Еще одна ночь. Снова пришел отец. Устроился на стуле. Читает вслух книгу. Как в детстве. Сервас узнаёт отрывок:
Сквайр Трелони, доктор Ливси и другие джентльмены попросили меня написать все, что я знаю об острове Сокровищ. Им хочется, чтобы я рассказал всю историю, с самого начала до конца, не скрывая никаких подробностей, кроме географического положения острова. Указывать, где лежит этот остров, в настоящее время еще невозможно, так как и теперь там хранятся сокровища, которые мы не вывезли. И вот в нынешнем, 17… году я берусь за перо и мысленно возвращаюсь к тому времени, когда у моего отца был трактир «Адмирал Бенбоу» и в этом трактире поселился старый загорелый моряк с сабельным шрамом на щеке [38].
Что скажешь, сынок? Не похоже на твое обычное чтиво?
Отец наверняка намекает на многочисленные научно-фантастические романы, которые он так любит, или на рабочие документы. На память вдруг приходит другой – пугающий – текст, прочитанный лет в двенадцать-тринадцать:
«Ужас и омерзение достигли во мне и в Герберте Уэсте невыносимой силы. Еще и сегодня вечером я вздрагиваю, вспоминая, как услышал из-под бинтов голос Уэста. Произнесенная им фраза была воистину пугающа:
– Черт побери, он не был совершенно достаточно свеж» [39].

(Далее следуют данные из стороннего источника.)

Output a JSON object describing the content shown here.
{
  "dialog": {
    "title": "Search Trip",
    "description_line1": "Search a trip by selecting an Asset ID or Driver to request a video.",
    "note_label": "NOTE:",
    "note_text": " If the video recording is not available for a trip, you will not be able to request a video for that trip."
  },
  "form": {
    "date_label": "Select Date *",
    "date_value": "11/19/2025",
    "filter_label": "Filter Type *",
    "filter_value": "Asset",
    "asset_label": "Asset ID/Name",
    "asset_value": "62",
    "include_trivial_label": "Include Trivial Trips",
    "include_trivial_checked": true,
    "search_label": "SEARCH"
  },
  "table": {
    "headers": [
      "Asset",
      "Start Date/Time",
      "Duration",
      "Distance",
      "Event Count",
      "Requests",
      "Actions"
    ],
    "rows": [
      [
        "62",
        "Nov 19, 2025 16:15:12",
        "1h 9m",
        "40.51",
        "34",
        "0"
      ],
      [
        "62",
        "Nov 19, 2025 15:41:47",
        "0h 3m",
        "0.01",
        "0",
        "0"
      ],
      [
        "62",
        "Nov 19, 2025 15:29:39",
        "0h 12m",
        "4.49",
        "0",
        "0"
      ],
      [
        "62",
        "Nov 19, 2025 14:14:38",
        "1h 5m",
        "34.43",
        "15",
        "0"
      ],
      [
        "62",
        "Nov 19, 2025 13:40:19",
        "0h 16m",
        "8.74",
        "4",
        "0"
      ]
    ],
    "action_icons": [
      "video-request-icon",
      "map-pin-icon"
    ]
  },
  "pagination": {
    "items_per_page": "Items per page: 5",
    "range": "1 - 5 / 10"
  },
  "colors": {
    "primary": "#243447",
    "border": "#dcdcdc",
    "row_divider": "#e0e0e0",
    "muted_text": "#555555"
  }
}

Почему это воспоминание всплыло на поверхность именно сейчас? Да потому, что этим вечером, как и во все другие вечера, он покрывается мурашками, чуя Ее присутствие во всех темных углах и закоулках: она дала о себе знать в том мрачном доме близ железной дороги, на улице Паради; последовала за ним, как проклятие из фильма ужасов.
Черт побери, – должно быть, говорит она себе, – он еще не совсем готов…
6. Пробуждение
ОН ОТКРЫЛ ГЛАЗА.
Моргнул.
Ресницы шевельнулись… На сей раз – наяву. Его веки и вправду дрогнули. Дежурная медсестра стояла спиной к кровати и читала назначения. Белый халат обтягивал широкие плечи и могучие бедра.
– Сейчас возьму у вас кровь на анализ, – сообщила женщина, не ожидая ответа.
– Ммммм…
Она обернулась. Посмотрела на пациента. Он моргнул. Она нахмурилась. Он моргнул еще раз.
– Вот черт!.. Вы меня слышите?
– Ммммм…
– Черт-черт-черт…
Медсестра так стремительно покинула палату, что нейлоновые чулки звучно скрипнули, а уже через пару секунд она вернулась с интерном. Незнакомое лицо. Очки в стальной оправе. Мягкая щетина на подбородке. Подошел. Наклонился. Очень близко. Лицо крупным планом, как в кино. Запах табака и кофе.
– Вы меня слышите?
Мартен кивнул. Движение острой болью отозвалось в шейных позвонках.